La posizione del sindaco di Roma

Intanto, a Roma, il sindaco Ignazio Marino, ribadisce il proprio parere favorevole su matrimoni e adozioni omosessuali e indica il Registro delle unioni civili come una realtà ormai prossima. Le dichiarazioni del sindaco sono arrivate poche ore dopo la visita di Papa Francesco al Quirinale e l’appello rivolto a tutti, singoli e istituzioni, davanti alla massima autorità dello Stato, per un sostegno alla famiglia, che “chiede di essere apprezzata, valorizzata e tutelata”. Il settimanale della diocesi di Roma “RomaSette” sottolinea come “l’iter della proposta per un Registro delle unioni civili in Campidoglio” sia “la cronaca di uno sbandamento annunciato”.
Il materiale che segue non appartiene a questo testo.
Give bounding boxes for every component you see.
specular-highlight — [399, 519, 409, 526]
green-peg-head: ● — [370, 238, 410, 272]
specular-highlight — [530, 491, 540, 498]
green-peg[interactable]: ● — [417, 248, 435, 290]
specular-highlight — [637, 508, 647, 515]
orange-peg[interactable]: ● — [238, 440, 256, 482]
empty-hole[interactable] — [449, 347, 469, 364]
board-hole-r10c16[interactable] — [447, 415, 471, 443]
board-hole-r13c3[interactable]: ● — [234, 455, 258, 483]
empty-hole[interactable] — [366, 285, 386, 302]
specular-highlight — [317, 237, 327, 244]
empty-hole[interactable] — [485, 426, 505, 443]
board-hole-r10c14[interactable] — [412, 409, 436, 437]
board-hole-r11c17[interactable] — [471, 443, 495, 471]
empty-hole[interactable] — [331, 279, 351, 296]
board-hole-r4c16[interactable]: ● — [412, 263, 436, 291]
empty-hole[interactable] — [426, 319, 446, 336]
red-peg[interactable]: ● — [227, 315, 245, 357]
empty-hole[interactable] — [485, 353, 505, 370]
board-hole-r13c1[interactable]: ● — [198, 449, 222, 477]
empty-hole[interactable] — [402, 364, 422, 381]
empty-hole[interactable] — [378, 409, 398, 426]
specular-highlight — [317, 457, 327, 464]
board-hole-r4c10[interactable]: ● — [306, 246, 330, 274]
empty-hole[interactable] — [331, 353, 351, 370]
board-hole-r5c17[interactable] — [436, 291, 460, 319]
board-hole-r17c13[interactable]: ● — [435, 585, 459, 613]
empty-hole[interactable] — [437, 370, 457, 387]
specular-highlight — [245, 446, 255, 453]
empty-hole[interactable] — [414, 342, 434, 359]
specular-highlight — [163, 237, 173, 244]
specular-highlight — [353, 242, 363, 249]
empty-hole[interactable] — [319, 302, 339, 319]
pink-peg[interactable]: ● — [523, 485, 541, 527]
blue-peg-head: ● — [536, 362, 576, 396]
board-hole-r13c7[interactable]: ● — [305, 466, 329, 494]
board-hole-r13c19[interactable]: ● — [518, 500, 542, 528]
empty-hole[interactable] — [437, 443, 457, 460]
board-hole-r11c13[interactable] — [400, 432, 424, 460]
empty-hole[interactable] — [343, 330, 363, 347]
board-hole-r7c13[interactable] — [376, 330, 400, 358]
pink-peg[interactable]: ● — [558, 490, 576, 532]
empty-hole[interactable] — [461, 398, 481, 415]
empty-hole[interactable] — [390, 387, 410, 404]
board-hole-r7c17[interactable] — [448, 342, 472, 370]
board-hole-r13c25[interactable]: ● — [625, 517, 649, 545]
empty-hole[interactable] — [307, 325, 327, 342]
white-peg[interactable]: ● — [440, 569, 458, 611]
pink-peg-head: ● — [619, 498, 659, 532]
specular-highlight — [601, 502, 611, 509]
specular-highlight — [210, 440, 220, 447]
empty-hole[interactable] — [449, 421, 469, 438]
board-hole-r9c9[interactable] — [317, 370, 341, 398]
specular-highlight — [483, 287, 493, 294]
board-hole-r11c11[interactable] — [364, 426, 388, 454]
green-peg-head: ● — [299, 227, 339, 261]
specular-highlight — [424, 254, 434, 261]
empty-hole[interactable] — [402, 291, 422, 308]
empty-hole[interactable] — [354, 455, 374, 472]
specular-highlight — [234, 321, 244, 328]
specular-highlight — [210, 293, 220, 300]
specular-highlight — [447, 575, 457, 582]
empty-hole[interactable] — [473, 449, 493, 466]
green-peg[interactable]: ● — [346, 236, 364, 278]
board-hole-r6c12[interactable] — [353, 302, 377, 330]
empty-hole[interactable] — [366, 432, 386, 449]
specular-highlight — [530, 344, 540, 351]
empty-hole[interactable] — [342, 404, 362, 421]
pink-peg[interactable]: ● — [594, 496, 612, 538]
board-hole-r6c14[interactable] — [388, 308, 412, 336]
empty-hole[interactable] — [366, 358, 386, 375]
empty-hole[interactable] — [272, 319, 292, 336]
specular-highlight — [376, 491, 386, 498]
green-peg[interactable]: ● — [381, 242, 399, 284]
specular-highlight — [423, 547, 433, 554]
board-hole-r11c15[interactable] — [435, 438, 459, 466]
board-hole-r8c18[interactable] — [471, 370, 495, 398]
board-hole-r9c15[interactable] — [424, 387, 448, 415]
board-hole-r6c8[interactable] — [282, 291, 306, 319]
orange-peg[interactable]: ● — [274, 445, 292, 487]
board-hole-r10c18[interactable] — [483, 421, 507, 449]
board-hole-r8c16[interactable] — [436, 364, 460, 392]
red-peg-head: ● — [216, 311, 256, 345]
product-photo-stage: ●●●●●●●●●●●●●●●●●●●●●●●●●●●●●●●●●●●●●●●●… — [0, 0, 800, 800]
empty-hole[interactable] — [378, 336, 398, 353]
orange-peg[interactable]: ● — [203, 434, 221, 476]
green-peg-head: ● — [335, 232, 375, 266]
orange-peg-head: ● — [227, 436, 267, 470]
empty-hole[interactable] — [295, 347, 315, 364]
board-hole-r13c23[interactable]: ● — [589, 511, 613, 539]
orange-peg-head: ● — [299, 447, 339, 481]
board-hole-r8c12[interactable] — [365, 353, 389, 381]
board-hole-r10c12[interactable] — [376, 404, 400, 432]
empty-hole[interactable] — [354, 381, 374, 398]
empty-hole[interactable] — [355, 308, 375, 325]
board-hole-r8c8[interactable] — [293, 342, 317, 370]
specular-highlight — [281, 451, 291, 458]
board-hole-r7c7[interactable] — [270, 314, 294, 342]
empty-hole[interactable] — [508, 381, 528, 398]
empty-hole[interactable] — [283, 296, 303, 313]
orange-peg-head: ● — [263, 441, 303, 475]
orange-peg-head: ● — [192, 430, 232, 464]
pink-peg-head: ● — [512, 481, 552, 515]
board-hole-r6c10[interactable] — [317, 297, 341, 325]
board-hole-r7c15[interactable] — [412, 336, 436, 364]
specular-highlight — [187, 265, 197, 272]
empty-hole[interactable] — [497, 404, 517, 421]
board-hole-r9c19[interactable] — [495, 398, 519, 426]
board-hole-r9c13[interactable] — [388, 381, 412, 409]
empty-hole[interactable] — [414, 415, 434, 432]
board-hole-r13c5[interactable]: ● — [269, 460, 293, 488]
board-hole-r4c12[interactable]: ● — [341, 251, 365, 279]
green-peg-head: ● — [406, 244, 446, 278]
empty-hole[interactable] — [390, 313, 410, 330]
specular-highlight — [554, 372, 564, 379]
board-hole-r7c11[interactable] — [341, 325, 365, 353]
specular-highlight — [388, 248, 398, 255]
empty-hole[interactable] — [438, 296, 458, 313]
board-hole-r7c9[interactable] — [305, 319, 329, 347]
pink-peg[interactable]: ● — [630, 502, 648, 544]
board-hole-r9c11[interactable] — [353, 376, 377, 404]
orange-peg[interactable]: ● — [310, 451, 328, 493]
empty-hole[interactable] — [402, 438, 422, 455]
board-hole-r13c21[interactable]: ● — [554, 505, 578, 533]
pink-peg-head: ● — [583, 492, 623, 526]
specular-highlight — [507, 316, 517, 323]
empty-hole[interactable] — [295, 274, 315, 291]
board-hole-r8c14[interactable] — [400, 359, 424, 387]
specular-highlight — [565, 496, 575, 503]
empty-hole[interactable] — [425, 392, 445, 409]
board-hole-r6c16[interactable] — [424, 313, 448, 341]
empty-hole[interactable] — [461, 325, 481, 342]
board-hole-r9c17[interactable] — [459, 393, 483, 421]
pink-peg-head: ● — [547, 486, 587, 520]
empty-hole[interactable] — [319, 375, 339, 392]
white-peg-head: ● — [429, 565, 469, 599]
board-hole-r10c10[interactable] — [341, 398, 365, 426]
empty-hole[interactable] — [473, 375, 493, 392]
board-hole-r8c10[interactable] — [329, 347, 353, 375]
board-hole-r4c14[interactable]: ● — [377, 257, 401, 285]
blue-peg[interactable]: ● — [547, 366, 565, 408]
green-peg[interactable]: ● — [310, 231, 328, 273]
Registro delle unioni civili

“Un deragliamento dai principi costituzionali e dalle normative nazionali preparato con cura, nella piena consapevolezza dell’inutilità di un eventuale varo del registro e della sua irrilevanza giuridica”. “Il registro delle unioni civili – si legge infine nell’articolo pubblicato da RomaSette – sarebbe solo una bandierina da collocare sulla sommità del burrone – per il futuro della famiglia, luogo primario della trasmissione dei valori della convivenza civile – verso cui conducono scelte simili”.